Il terzo disco, Donker Mag (“Forza oscura”) è frutto di un momento ancora più buio: «Il rapporto tra me e Yolandi è sempre stato una bomba creativa, ma a livello personale tutta quella tensione rischiava di far saltare tutto, di distruggere la band. Per cui abbiamo deciso di mettere una distanza tra noi. Siamo rimasti amici, e non è stato facile, è stato un miracolo. Ugly Boy, uno dei pezzi di quel disco, è una canzone d’amore, in cui ci diciamo addio, e allo stesso tempo promettiamo di restare uniti per sempre. È stato bello e tragico allo stesso tempo».

Con il Gesù dell’hip hop

E arriviamo, finalmente, alla genesi del quarto disco: «Quando abbiamo incontrato Dj Muggs è stato qualcosa di trascendentale». So che uno dei loro eroi è Aphex Twin (hanno utilizzato un sample del suo pezzo Ageispolis per Ugly Boy, e compare anche in un cammeo nel video): «Aphex è un artista solitario, non è in grado di fare il producer. È il mio mito, un genio, ma… è troppo strano! È come un ragazzino di 12 anni. (Ride). Muggs è sempre stato la nostra prima scelta. Lui è il Gesù dell’hip hop. Ucciderei per lui. È una specie di sensei». Come tutti gli eventi migliori, l’incontro è avvenuto per caso: «Eravamo a L.A. a una quinceañera, una festa messicana, insieme a un nostro amico che fa il fotografo gangsta. Era pieno di tipacci, low rides, e qualcuno a un certo punto mi fa: “E questo è Muggs”. Io e Yolandi siamo morti. Soprattutto quando lui ci fa: “La vostra roba mi piace”. E così abbiamo iniziato a fare musica insieme, musica assurda, divertendoci di brutto». E Mount Ninji and Da Nice Time Kid sembra davvero una svolta per i Die Antwoord. «Siamo cambiati. Io non ho più paura. “Mount Ninji” vuole rappresentare il mio stato d’animo più saggio. Sono ancora bello matto, ma ora sono solido, niente può danneggiarmi. E Yolandi è diventata la vera leader della band. È sempre più brava, feroce e punk, ma è riuscita a mostrare il suo lato vulnerabile. “Da Nice Time Kid” è lei: il nome deriva da una gang sudafricana, gente fuori di testa».

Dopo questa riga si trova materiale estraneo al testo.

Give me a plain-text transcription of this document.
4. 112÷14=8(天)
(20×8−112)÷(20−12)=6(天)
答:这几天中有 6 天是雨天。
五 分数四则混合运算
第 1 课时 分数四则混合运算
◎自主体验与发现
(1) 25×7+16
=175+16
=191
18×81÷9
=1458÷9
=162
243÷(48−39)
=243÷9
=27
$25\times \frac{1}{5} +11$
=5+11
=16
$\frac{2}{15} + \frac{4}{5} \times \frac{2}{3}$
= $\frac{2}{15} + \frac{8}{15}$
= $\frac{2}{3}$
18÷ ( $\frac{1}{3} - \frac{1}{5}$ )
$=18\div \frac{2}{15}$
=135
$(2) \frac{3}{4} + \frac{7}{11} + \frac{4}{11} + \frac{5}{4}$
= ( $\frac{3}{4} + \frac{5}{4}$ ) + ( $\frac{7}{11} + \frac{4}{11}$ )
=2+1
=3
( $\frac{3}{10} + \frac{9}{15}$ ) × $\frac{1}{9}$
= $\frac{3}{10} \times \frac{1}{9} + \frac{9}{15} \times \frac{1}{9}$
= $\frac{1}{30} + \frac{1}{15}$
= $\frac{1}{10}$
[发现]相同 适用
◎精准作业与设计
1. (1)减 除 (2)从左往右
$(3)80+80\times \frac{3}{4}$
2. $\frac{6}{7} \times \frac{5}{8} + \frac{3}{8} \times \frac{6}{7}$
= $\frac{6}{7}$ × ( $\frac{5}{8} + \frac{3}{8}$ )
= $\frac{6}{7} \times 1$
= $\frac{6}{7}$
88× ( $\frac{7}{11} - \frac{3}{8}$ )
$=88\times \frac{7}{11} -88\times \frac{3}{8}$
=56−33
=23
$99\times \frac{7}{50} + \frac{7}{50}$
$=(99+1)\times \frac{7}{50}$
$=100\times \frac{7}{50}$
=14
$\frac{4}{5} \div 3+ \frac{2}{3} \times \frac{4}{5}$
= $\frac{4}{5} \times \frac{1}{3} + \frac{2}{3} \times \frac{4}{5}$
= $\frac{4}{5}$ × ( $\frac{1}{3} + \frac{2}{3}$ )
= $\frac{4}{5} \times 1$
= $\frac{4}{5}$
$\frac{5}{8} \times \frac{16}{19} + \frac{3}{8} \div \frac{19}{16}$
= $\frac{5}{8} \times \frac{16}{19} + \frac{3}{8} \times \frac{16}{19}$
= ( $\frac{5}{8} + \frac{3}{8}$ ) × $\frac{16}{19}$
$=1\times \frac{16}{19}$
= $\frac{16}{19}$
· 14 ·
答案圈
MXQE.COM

Mount Ninji va in tante direzioni diverse, dal rave al trap all’old school – e Rats Rule, un fantastico pezzo da osteria pirata con Jack Black à la Tom Waits – per chiudere inaspettatamente con un paio di tracce delicate. Ma tutto sembra tenuto insieme da una nuova attitudine. È un disco scatenato, ma sereno. «È stata un’avventura. Il segreto è nell’unione che abbiamo trovato tra hardcore e pop. BOOM! Hardcore pop. Ecco la nostra cazzo di risposta».